¿De onde es?, ¿de quen es?: Local identities, discoursive circulation, and manipulation of traditional Galician naming patterns
Issue: Vol 3 No. 2 (2002) Estudios de Sociolingüística 3.2 2002
Journal: Sociolinguistic Studies
Subject Areas: Gender Studies Linguistics
Abstract:
In this paper I will analyse how traditional Galician naming patterns circulate from discourses produced in traditional networks to the institutional and political speech belonging to the networks that emerge in the process of urbanisation and establishment of a democratic political system in Galicia. Based on the Ethnography of Communication, Interactional Sociolinguistics, Conversational Analysis and Critical Discourse Analysis, I will examine —from a broad interdisciplinary perspective— the social relevance of these discursive practices to the negotiation of local identities.
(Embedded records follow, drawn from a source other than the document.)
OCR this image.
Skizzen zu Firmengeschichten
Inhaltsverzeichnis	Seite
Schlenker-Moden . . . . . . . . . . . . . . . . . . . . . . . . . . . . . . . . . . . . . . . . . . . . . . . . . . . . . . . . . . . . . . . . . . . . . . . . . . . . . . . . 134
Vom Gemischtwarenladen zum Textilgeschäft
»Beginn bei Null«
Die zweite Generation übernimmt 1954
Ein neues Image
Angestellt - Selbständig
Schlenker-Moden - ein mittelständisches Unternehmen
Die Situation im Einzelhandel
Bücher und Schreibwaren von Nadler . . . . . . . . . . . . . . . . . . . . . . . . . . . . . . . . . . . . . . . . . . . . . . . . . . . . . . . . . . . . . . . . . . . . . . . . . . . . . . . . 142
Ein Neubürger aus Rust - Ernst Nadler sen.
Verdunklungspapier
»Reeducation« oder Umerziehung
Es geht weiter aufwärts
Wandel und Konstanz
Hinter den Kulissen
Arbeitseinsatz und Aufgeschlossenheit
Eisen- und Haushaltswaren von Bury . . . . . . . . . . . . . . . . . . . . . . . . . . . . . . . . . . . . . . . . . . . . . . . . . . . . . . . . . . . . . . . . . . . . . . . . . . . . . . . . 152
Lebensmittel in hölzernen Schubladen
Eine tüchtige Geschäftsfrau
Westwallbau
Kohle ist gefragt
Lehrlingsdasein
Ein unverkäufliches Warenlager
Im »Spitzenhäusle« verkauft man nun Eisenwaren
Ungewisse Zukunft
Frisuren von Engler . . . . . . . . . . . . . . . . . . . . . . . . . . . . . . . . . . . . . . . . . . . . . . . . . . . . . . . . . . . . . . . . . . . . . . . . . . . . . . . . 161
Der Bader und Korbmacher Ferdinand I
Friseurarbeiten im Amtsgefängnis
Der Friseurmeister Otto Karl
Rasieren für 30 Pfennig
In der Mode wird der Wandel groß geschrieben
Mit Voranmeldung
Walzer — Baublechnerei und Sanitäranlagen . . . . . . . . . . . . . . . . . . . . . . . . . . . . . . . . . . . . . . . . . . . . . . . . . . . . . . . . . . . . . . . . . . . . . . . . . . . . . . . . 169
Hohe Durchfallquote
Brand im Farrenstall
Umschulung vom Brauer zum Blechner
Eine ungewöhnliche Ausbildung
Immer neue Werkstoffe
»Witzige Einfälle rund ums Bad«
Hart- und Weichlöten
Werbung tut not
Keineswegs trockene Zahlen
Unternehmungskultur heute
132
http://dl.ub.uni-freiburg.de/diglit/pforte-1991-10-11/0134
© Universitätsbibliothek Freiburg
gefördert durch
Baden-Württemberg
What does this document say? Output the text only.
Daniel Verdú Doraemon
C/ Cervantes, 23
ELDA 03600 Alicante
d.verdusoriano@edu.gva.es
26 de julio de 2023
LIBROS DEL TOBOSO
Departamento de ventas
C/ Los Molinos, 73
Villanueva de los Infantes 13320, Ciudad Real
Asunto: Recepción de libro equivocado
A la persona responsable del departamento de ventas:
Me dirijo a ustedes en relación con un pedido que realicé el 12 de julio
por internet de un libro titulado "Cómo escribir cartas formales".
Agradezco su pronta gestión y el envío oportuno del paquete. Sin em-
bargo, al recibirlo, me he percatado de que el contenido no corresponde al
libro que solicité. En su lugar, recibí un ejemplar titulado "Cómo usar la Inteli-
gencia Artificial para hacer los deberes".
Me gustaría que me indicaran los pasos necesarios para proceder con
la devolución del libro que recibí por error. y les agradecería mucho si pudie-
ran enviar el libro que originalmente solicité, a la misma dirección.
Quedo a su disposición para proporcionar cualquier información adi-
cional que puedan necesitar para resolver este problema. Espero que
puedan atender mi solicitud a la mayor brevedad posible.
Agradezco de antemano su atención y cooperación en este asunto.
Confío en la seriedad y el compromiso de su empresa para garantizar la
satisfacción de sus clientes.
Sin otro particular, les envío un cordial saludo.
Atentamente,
I will observe how politicians, aside from using technical nomination and introduction procedures, characteristic of political jargon, strategically mobilise traditional naming patterns (Prego Vázquez, 2000). Along these lines, I will study how this type of discursive circulation concerns the process of conversationalisation of institutional discourse (Fairclough, 1997) in order to cover the asymmetric interactive relations between institutional representatives and individuals and, in this way, enhance the exercise of persuasion (Prego Vázquez, to appear). The analysis is based on a data corpus collected in Bergantiños (A Coruña): it is composed of haggling in rural markets, regueifas, sung or rhymed verbal challenges in which two individuals face off and, finally, public discourse (political and institutional).